Július Kánássy

Personal information
- Date of birth: 11 March 1934 (age 91)
- Place of birth: Košice, Czechoslovakia

Senior career*
- Years: Team / Apps / (Gls)
- 1953: Lokomotíva Košice
- 1954–1956: Spartak VSS Košice
- 1957–1959: Slovan Bratislava
- 1959–1968: Jednota/VSS Košice

International career
- Czechoslovakia B / 2 / (0)

= Július Kánássy =

Czechoslovak soccer player (born 1934)

Július Kánássy (born 11 March 1934 in Košice, Czechoslovakia), original Hungarian name: Kánássy Gyula, nicknamed Šušu, Egérke or Garrincha from Košice, is a former Slovak football winger and later coach. He played for Lokomotíva Košice (1953), Spartak VSS Košice (1954–1956), Slovan Bratislava (1957–1959) and ended his career in Jednota/VSS Košice (1959–1968).
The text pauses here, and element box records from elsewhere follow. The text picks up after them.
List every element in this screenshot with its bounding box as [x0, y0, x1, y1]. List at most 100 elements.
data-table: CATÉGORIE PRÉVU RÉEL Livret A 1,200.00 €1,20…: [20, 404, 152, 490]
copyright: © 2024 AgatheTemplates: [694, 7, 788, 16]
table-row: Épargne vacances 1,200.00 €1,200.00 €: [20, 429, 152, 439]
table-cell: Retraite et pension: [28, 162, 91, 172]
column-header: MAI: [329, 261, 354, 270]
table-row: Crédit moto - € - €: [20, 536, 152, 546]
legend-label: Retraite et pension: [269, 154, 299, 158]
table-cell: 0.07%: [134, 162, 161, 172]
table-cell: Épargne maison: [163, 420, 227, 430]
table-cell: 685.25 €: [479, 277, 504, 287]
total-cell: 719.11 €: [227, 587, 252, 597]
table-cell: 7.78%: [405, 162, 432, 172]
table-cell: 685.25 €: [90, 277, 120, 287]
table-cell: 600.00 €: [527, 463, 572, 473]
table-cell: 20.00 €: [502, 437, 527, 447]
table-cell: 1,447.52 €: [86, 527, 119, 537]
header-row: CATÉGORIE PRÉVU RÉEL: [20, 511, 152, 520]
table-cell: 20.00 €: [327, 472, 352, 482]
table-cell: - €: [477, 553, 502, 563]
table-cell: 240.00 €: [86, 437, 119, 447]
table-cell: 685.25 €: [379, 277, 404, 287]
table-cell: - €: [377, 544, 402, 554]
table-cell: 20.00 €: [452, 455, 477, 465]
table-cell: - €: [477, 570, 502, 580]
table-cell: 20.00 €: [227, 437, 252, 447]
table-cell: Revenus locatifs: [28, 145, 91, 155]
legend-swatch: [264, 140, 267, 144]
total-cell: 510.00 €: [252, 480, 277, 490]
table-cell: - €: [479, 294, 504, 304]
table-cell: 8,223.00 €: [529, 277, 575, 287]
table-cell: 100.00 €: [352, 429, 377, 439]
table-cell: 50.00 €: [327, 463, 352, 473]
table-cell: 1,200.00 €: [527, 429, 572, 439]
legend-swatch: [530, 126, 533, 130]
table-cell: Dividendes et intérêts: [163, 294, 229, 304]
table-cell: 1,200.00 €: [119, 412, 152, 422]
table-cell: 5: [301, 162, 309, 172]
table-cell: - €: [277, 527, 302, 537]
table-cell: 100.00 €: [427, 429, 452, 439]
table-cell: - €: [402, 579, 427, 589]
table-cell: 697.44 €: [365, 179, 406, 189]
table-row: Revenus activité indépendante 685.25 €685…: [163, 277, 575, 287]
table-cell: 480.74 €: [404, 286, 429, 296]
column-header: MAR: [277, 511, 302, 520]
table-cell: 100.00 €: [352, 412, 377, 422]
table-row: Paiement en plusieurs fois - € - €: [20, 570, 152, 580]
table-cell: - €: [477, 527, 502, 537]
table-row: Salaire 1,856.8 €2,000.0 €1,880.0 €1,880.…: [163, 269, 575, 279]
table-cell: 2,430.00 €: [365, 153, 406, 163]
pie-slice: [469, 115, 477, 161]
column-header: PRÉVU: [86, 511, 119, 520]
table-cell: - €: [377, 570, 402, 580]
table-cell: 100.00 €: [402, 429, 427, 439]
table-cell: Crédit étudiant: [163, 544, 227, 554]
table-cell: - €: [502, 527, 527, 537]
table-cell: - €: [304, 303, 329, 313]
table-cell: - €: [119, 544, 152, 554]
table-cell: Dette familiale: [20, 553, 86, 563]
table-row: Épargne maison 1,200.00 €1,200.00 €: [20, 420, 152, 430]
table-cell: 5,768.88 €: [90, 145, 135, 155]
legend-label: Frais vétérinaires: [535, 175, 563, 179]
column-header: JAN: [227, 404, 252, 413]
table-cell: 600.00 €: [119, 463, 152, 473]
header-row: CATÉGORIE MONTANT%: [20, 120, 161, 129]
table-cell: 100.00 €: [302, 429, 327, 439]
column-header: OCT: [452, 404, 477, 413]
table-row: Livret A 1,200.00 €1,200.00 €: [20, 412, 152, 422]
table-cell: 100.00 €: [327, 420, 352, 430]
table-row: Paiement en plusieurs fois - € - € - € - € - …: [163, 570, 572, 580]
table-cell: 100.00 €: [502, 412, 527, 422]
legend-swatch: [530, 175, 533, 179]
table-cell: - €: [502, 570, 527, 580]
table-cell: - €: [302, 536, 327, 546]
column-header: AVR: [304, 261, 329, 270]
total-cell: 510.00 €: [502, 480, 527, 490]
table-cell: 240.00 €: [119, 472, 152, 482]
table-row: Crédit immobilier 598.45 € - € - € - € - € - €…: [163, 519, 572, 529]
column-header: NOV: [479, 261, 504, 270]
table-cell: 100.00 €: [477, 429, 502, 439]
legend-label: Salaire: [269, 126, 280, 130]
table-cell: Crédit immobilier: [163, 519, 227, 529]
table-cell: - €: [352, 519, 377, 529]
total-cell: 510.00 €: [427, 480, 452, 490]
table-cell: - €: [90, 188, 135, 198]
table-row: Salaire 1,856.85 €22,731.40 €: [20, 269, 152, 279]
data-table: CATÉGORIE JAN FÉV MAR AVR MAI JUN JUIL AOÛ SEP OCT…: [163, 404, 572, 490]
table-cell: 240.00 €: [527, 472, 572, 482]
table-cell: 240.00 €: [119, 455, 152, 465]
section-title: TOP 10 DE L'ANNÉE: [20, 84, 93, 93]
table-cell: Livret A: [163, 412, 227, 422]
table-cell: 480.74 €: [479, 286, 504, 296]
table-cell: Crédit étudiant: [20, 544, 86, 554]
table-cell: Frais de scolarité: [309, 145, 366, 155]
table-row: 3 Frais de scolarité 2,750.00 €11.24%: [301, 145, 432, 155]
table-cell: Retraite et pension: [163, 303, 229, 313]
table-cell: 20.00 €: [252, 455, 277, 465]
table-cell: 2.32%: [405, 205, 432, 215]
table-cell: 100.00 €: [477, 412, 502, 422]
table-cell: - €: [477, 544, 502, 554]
Kánássy made over 300 appearances at Czechoslovak Football.

Kánássy was capped twice for the Czechoslovakia national football B team and 7 times for Czechoslovak youth squads but he never got a chance at the First team.

He acted as assistant coach at VSS Košice alongside Jozef Vengloš in the 1970–71 season when club finished second at the Czechoslovak First League.